What do you do when there’s a Tornado Warning at the Taco Bell Drive-Thru?

Ericka Russell

What do you do when there’s a Tornado Warning at the Taco Bell Drive-Thru?

And you already ordered
and you’re scrunched between the other zealous consumers
of Crunchwraps, Nacho Fries, and Five-Layer Burritos (no meat, substitute black beans)
who ask for hot and mild sauces in a saucy attempt to get more packets,
who also get in line for lunch around 10:55am,
too impatient to wait until 11 by driving a loop around Scottsville Road to pass time and risk the four-way lights that seem to have a personal vendetta, turning red right as you—a decent driver who doesn’t (usually) run red lights—breach the front of the line.
Regulars.

When the radio does the “err-a-urnt, err-a-urnt, err-a-urnt,”
you think about The Tornado
that yanked roofs, cars, and buildings like a toddler amongst tulips,
as if it’s nothing, as if the blooms will be right back,
not after seasons below ground.

When you watch the sky, you also notice
the concrete curbs on either side of your $164/month car,
like guardrails at a bowling alley, only really remarkable when they actually work.

You think about how no one is moving, not even the earth, just the clouds.
You wonder if that’s a good thing or a bad thing. This stasis.

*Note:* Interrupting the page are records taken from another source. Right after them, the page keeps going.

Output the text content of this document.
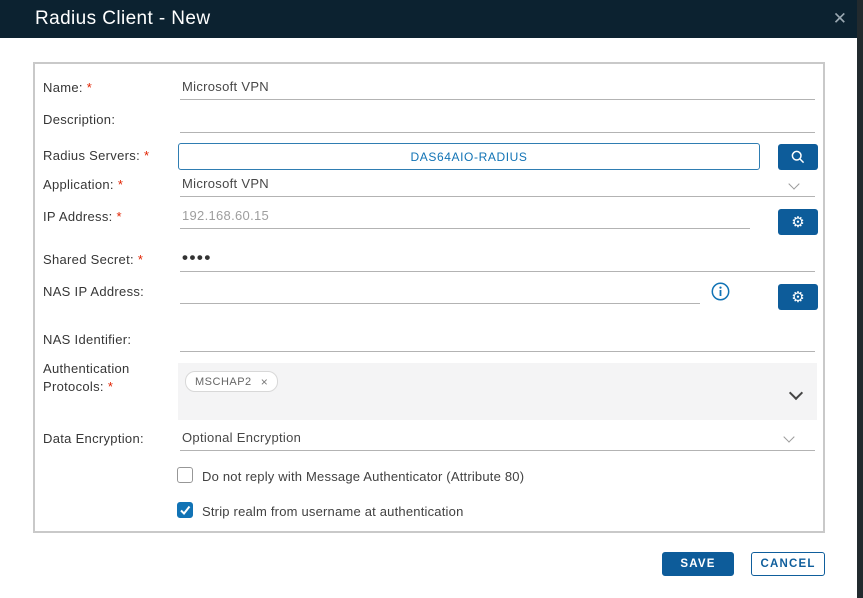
Radius Client - New	✕
Name: *
Microsoft VPN
Description:
Radius Servers: *	DAS64AIO-RADIUS
Application: *	Microsoft VPN
IP Address: *
192.168.60.15	⚙
Shared Secret: * ••••
NAS IP Address:	⚙
NAS Identifier:
Authentication Protocols: *	MSCHAP2 ×
Data Encryption:	Optional Encryption
Do not reply with Message Authenticator (Attribute 80)
Strip realm from username at authentication
SAVE	CANCEL
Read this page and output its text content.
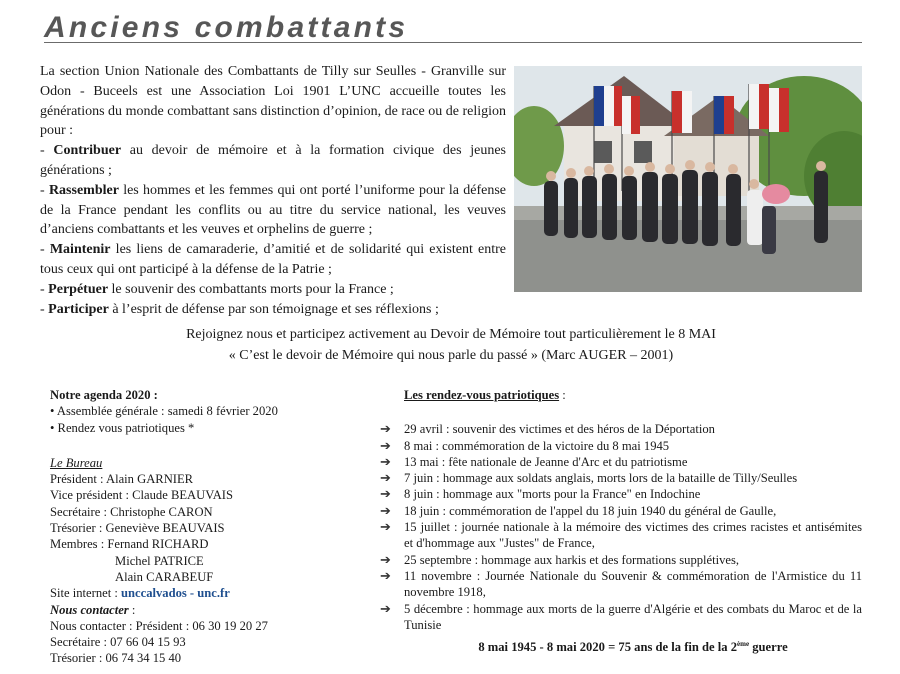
Anciens combattants

La section Union Nationale des Combattants de Tilly sur Seulles - Granville sur Odon - Buceels est une Association Loi 1901 L’UNC accueille toutes les générations du monde combattant sans distinction d’opinion, de race ou de religion pour :

- Contribuer au devoir de mémoire et à la formation civique des jeunes générations ;

- Rassembler les hommes et les femmes qui ont porté l’uniforme pour la défense de la France pendant les conflits ou au titre du service national, les veuves d’anciens combattants et les veuves et orphelins de guerre ;

- Maintenir les liens de camaraderie, d’amitié et de solidarité qui existent entre tous ceux qui ont participé à la défense de la Patrie ;

- Perpétuer le souvenir des combattants morts pour la France ;

- Participer à l’esprit de défense par son témoignage et ses réflexions ;

Rejoignez nous et participez activement au Devoir de Mémoire tout particulièrement le 8 MAI
« C’est le devoir de Mémoire qui nous parle du passé » (Marc AUGER – 2001)
Notre agenda 2020 :
• Assemblée générale : samedi 8 février 2020
• Rendez vous patriotiques *
Le Bureau
Président : Alain GARNIER
Vice président : Claude BEAUVAIS
Secrétaire : Christophe CARON
Trésorier : Geneviève BEAUVAIS
Membres : Fernand RICHARD
Michel PATRICE
Alain CARABEUF
Site internet : unccalvados - unc.fr
Nous contacter :
Nous contacter : Président : 06 30 19 20 27
Secrétaire : 07 66 04 15 93
Trésorier : 06 74 34 15 40
Les rendez-vous patriotiques :
➔	29 avril : souvenir des victimes et des héros de la Déportation
➔	8 mai : commémoration de la victoire du 8 mai 1945
➔	13 mai : fête nationale de Jeanne d'Arc et du patriotisme
➔	7 juin : hommage aux soldats anglais, morts lors de la bataille de Tilly/Seulles
➔	8 juin : hommage aux "morts pour la France" en Indochine
➔	18 juin : commémoration de l'appel du 18 juin 1940 du général de Gaulle,
➔	15 juillet : journée nationale à la mémoire des victimes des crimes racistes et antisémites et d'hommage aux "Justes" de France,
➔	25 septembre : hommage aux harkis et des formations supplétives,
➔	11 novembre : Journée Nationale du Souvenir & commémoration de l'Armistice du 11 novembre 1918,
➔	5 décembre : hommage aux morts de la guerre d'Algérie et des combats du Maroc et de la Tunisie
8 mai 1945 - 8 mai 2020 = 75 ans de la fin de la 2ème guerre
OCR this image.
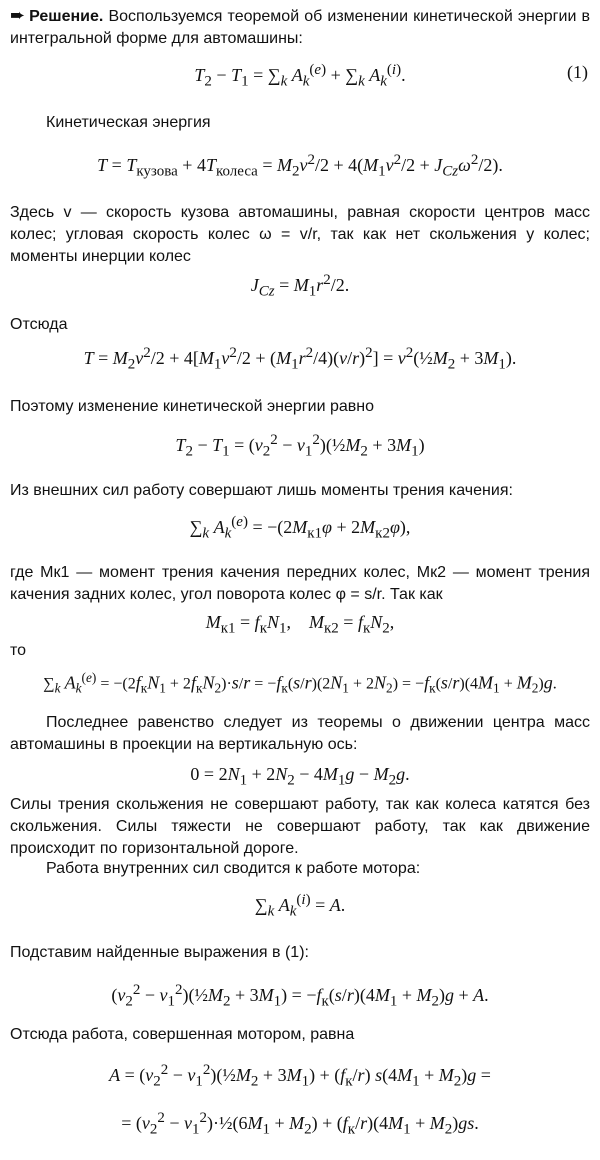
➨ Решение. Воспользуемся теоремой об изменении кинетической энергии в интегральной форме для автомашины:

$T_2 - T_1 = \sum_k$ $A_k^{(e)} + \sum_k$ $A_k^{(i)}$.	(1)

Кинетическая энергия

$T = T_{кузова} + 4T_{колеса} = M_2v^2/2 + 4(M_1v^2/2 + J_{Cz}\omega^2/2)$.

Здесь v — скорость кузова автомашины, равная скорости центров масс колес; угловая скорость колес ω = v/r, так как нет скольжения у колес; моменты инерции колес

$J_{Cz} = M_1r^2/2$.

Отсюда

$T = M_2v^2/2 + 4[M_1v^2/2 + (M_1r^2/4)(v/r)^2]$ = $v^2(\frac{1}{2}M_2 + 3M_1)$.

Поэтому изменение кинетической энергии равно

$T_2 - T_1 = (v_2^2$ − $v_1^2)(\frac{1}{2}M_2 + 3M_1)$

Из внешних сил работу совершают лишь моменты трения качения:

$\sum_k$ $A_k^{(e)} = -(2M_{к1}\varphi + 2M_{к2}\varphi)$,

где Mк1 — момент трения качения передних колес, Mк2 — момент трения качения задних колес, угол поворота колес φ = s/r. Так как

$M_{к1} = f_кN_1$,    $M_{к2} = f_кN_2$,

то

$\sum_k$ $A_k^{(e)} = -(2f_кN_1 + 2f_кN_2)\cdot s/r = -f_к(s/r)(2N_1 + 2N_2) = -f_к(s/r)(4M_1 + M_2)g$.

Последнее равенство следует из теоремы о движении центра масс автомашины в проекции на вертикальную ось:

$0 = 2N_1 + 2N_2 - 4M_1g - M_2g$.

Силы трения скольжения не совершают работу, так как колеса катятся без скольжения. Силы тяжести не совершают работу, так как движение происходит по горизонтальной дороге.

Работа внутренних сил сводится к работе мотора:

$\sum_k$ $A_k^{(i)} = A$.

Подставим найденные выражения в (1):

($v_2^2$ − $v_1^2)(\frac{1}{2}M_2 + 3M_1) = -f_к(s/r)(4M_1 + M_2)g + A$.

Отсюда работа, совершенная мотором, равна

$A = (v_2^2$ − $v_1^2)(\frac{1}{2}M_2 + 3M_1) + (f_к/r)$ $s(4M_1 + M_2)g$ =
= ($v_2^2$ − $v_1^2)\cdot\frac{1}{2}(6M_1 + M_2) + (f_к/r)(4M_1 + M_2)gs$.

You tell yourself it’s not December,
it’s not the middle of the night,
it’s not fifty-degrees,
it’s not raining,
it’s the radio, not the hollow sirens drowning out sudden I love you’s and I’m right here,
it’s just high winds, dark clouds, unpredictable, unforgiving, circular propulsion.

You think about how atomically small you are in comparison to this state, this continent, this planet, this galaxy, this alleged universe.
So maybe you’re too small to be thrown up and down, like an ant falling from high up
and trapezing blades of grass on the way down.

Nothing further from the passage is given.